Thaw overnight in the fridge or run under cold water for 5–7 minutes, then pat very dry. Wet shrimp won’t sear well and will dilute your sauce.
How can I thicken the Alfredo sauce without flour?
Simmer gently to reduce, then whisk in more Parmesan a little at a time. You can also add a tiny pinch of xanthan gum (about 1/8 teaspoon), whisked in slowly, to thicken without carbs.
What’s the best noodle option for meal prep?
Shirataki noodles hold their texture the best over several days.
Zucchini noodles are great if you salt, drain, and dry them well—but they’re best within 2–3 days.
Can I make this without wine?
Absolutely.

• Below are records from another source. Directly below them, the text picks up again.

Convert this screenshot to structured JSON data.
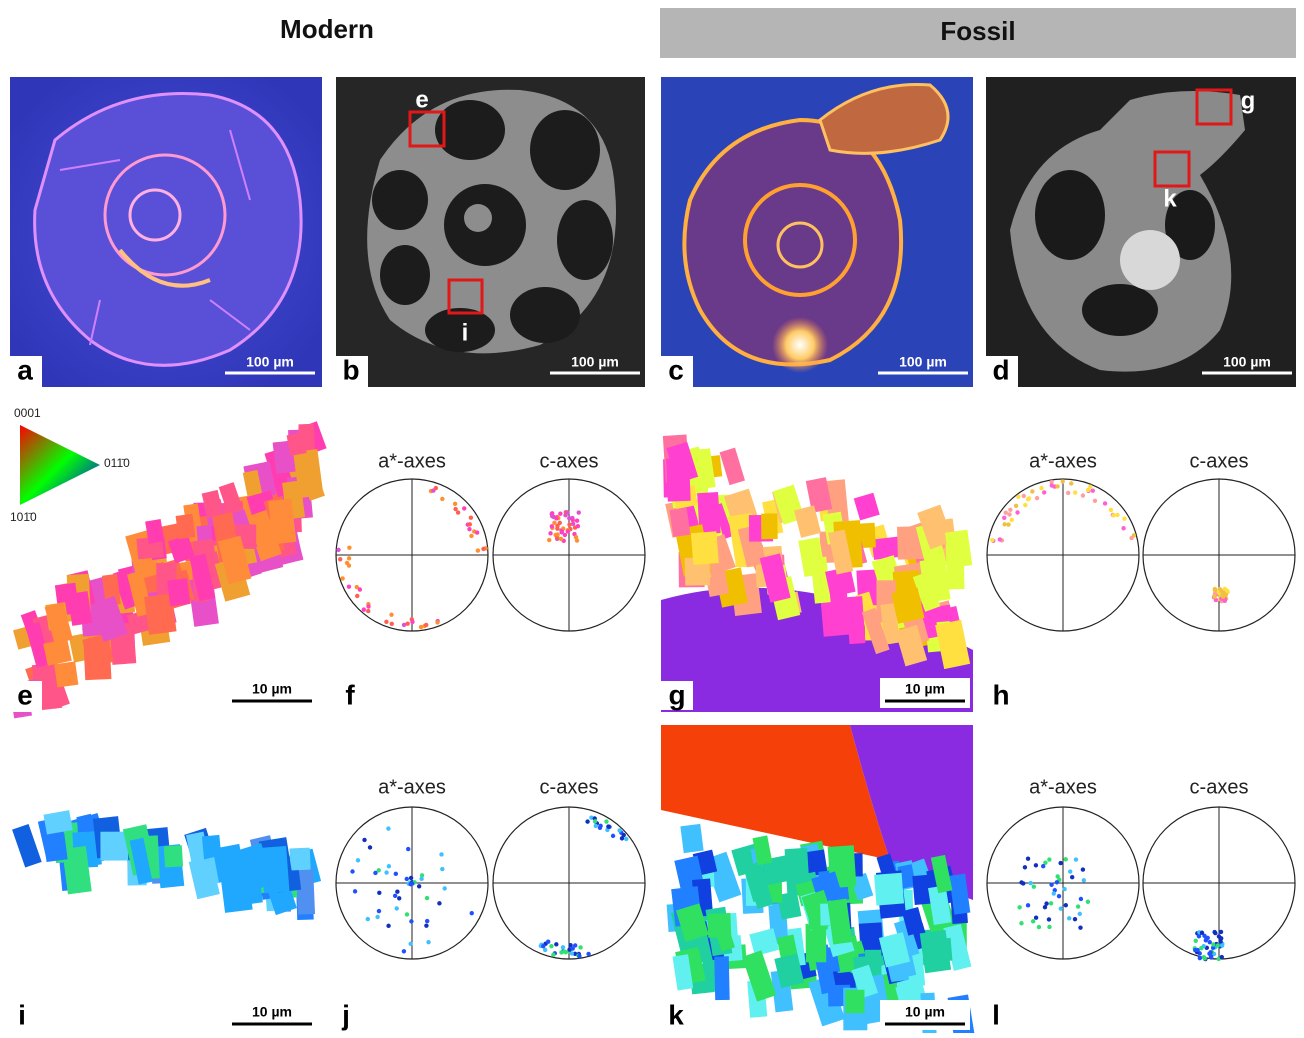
{
  "headers": {
    "modern": "Modern",
    "fossil": "Fossil"
  },
  "panels": {
    "a": {
      "label": "a",
      "scale_bar": "100 µm"
    },
    "b": {
      "label": "b",
      "scale_bar": "100 µm",
      "markers": [
        "e",
        "i"
      ]
    },
    "c": {
      "label": "c",
      "scale_bar": "100 µm"
    },
    "d": {
      "label": "d",
      "scale_bar": "100 µm",
      "markers": [
        "g",
        "k"
      ]
    },
    "e": {
      "label": "e",
      "scale_bar": "10 µm",
      "color_key": [
        "0001",
        "011̄0",
        "101̄0"
      ]
    },
    "f": {
      "label": "f",
      "pole_figures": [
        "a*-axes",
        "c-axes"
      ]
    },
    "g": {
      "label": "g",
      "scale_bar": "10 µm"
    },
    "h": {
      "label": "h",
      "pole_figures": [
        "a*-axes",
        "c-axes"
      ]
    },
    "i": {
      "label": "i",
      "scale_bar": "10 µm"
    },
    "j": {
      "label": "j",
      "pole_figures": [
        "a*-axes",
        "c-axes"
      ]
    },
    "k": {
      "label": "k",
      "scale_bar": "10 µm"
    },
    "l": {
      "label": "l",
      "pole_figures": [
        "a*-axes",
        "c-axes"
      ]
    }
  }
}
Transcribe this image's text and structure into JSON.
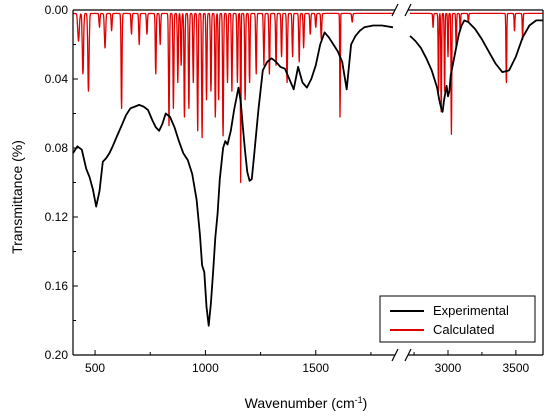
{
  "chart_data": {
    "type": "line",
    "xlabel": "Wavenumber (cm",
    "xlabel_sup": "-1",
    "xlabel_end": ")",
    "ylabel": "Transmittance (%)",
    "y_reversed": true,
    "ylim": [
      0.0,
      0.2
    ],
    "y_ticks": [
      "0.00",
      "0.04",
      "0.08",
      "0.12",
      "0.16",
      "0.20"
    ],
    "x_break": true,
    "x_segments": [
      {
        "range": [
          400,
          1850
        ],
        "ticks": [
          "500",
          "1000",
          "1500"
        ]
      },
      {
        "range": [
          2720,
          3700
        ],
        "ticks": [
          "3000",
          "3500"
        ]
      }
    ],
    "legend": {
      "position": "bottom-right"
    },
    "series": [
      {
        "name": "Experimental",
        "color": "#000000",
        "segments": [
          {
            "x": [
              400,
              420,
              440,
              460,
              475,
              490,
              505,
              520,
              535,
              550,
              565,
              580,
              600,
              620,
              640,
              660,
              680,
              700,
              720,
              740,
              760,
              775,
              790,
              805,
              820,
              840,
              860,
              880,
              900,
              920,
              940,
              960,
              975,
              985,
              995,
              1005,
              1015,
              1025,
              1035,
              1045,
              1055,
              1065,
              1080,
              1090,
              1100,
              1115,
              1130,
              1150,
              1160,
              1170,
              1180,
              1190,
              1200,
              1210,
              1220,
              1240,
              1260,
              1280,
              1300,
              1320,
              1340,
              1360,
              1380,
              1400,
              1420,
              1440,
              1460,
              1480,
              1500,
              1520,
              1540,
              1560,
              1580,
              1600,
              1620,
              1640,
              1660,
              1680,
              1700,
              1720,
              1760,
              1800,
              1850
            ],
            "y": [
              0.083,
              0.079,
              0.081,
              0.092,
              0.097,
              0.104,
              0.114,
              0.105,
              0.088,
              0.086,
              0.083,
              0.079,
              0.073,
              0.067,
              0.061,
              0.057,
              0.056,
              0.055,
              0.056,
              0.058,
              0.064,
              0.068,
              0.07,
              0.066,
              0.06,
              0.062,
              0.068,
              0.076,
              0.083,
              0.087,
              0.095,
              0.11,
              0.13,
              0.148,
              0.152,
              0.172,
              0.183,
              0.17,
              0.152,
              0.132,
              0.118,
              0.098,
              0.08,
              0.076,
              0.078,
              0.07,
              0.058,
              0.045,
              0.053,
              0.068,
              0.082,
              0.094,
              0.099,
              0.098,
              0.085,
              0.058,
              0.035,
              0.03,
              0.028,
              0.03,
              0.033,
              0.034,
              0.04,
              0.046,
              0.033,
              0.042,
              0.045,
              0.04,
              0.032,
              0.02,
              0.013,
              0.016,
              0.02,
              0.024,
              0.03,
              0.046,
              0.02,
              0.015,
              0.012,
              0.01,
              0.009,
              0.009,
              0.01
            ]
          },
          {
            "x": [
              2720,
              2760,
              2800,
              2840,
              2880,
              2900,
              2920,
              2935,
              2950,
              2960,
              2970,
              2980,
              2990,
              3000,
              3010,
              3020,
              3040,
              3060,
              3080,
              3100,
              3120,
              3150,
              3200,
              3250,
              3300,
              3350,
              3400,
              3450,
              3500,
              3550,
              3600,
              3650,
              3700
            ],
            "y": [
              0.015,
              0.018,
              0.022,
              0.028,
              0.035,
              0.04,
              0.045,
              0.052,
              0.057,
              0.059,
              0.053,
              0.048,
              0.044,
              0.05,
              0.047,
              0.038,
              0.03,
              0.022,
              0.014,
              0.009,
              0.006,
              0.007,
              0.011,
              0.017,
              0.024,
              0.031,
              0.036,
              0.035,
              0.027,
              0.016,
              0.009,
              0.006,
              0.006
            ]
          }
        ]
      },
      {
        "name": "Calculated",
        "color": "#e00000",
        "baseline": 0.002,
        "segments": [
          {
            "x0": 400,
            "x1": 1850,
            "peaks": [
              [
                425,
                0.016,
                5
              ],
              [
                445,
                0.035,
                4
              ],
              [
                470,
                0.045,
                4
              ],
              [
                520,
                0.008,
                3
              ],
              [
                545,
                0.02,
                4
              ],
              [
                575,
                0.01,
                3
              ],
              [
                620,
                0.055,
                3
              ],
              [
                665,
                0.012,
                3
              ],
              [
                700,
                0.018,
                3
              ],
              [
                735,
                0.012,
                3
              ],
              [
                775,
                0.035,
                3
              ],
              [
                795,
                0.018,
                3
              ],
              [
                835,
                0.065,
                3
              ],
              [
                855,
                0.055,
                3
              ],
              [
                875,
                0.04,
                3
              ],
              [
                890,
                0.03,
                3
              ],
              [
                905,
                0.06,
                3
              ],
              [
                925,
                0.055,
                3
              ],
              [
                945,
                0.04,
                3
              ],
              [
                965,
                0.068,
                3
              ],
              [
                985,
                0.072,
                3
              ],
              [
                1005,
                0.05,
                3
              ],
              [
                1025,
                0.045,
                3
              ],
              [
                1045,
                0.06,
                3
              ],
              [
                1060,
                0.05,
                3
              ],
              [
                1080,
                0.071,
                3
              ],
              [
                1100,
                0.04,
                3
              ],
              [
                1120,
                0.045,
                3
              ],
              [
                1145,
                0.04,
                3
              ],
              [
                1160,
                0.098,
                2
              ],
              [
                1180,
                0.05,
                3
              ],
              [
                1200,
                0.04,
                3
              ],
              [
                1230,
                0.035,
                3
              ],
              [
                1265,
                0.03,
                3
              ],
              [
                1290,
                0.035,
                3
              ],
              [
                1320,
                0.03,
                3
              ],
              [
                1345,
                0.025,
                3
              ],
              [
                1370,
                0.04,
                3
              ],
              [
                1395,
                0.025,
                3
              ],
              [
                1425,
                0.028,
                3
              ],
              [
                1445,
                0.02,
                3
              ],
              [
                1475,
                0.012,
                3
              ],
              [
                1500,
                0.008,
                3
              ],
              [
                1525,
                0.015,
                3
              ],
              [
                1610,
                0.06,
                2
              ],
              [
                1665,
                0.005,
                3
              ]
            ]
          },
          {
            "x0": 2720,
            "x1": 3700,
            "peaks": [
              [
                2890,
                0.008,
                4
              ],
              [
                2930,
                0.045,
                4
              ],
              [
                2950,
                0.057,
                4
              ],
              [
                2975,
                0.045,
                4
              ],
              [
                3000,
                0.025,
                4
              ],
              [
                3025,
                0.07,
                4
              ],
              [
                3060,
                0.02,
                4
              ],
              [
                3090,
                0.01,
                4
              ],
              [
                3150,
                0.005,
                4
              ],
              [
                3430,
                0.04,
                4
              ],
              [
                3490,
                0.01,
                4
              ],
              [
                3550,
                0.015,
                4
              ]
            ]
          }
        ]
      }
    ]
  }
}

Use low-sodium chicken broth or skip the deglazing step. The sauce will still be rich and flavorful thanks to garlic, cream, and Parmesan.
Is this spicy?
Only if you add red pepper flakes or Cajun seasoning.
If you’re serving kids or prefer mild flavors, leave those out and finish with lemon and parsley instead.
How many servings does this make?
This recipe makes 4 meal prep portions. If you need more, it scales well—just use a wider skillet so the shrimp still sear instead of steam.
Can I use chicken instead of shrimp?
Yes. Slice chicken thighs or breasts thinly, season, and cook fully before making the sauce.
Chicken will take longer than shrimp, so plan for a few extra minutes.
Final Thoughts
Keto Shrimp Alfredo Meal Prep is the kind of low-carb dish you’ll actually look forward to eating. It’s creamy, flavorful, and quick enough for busy nights, yet it reheats like a dream. Keep the shrimp tender, the noodles dry, and the sauce gentle, and you’ll have a reliable go-to for the week.
Simple ingredients, big payoff—exactly what meal prep should be.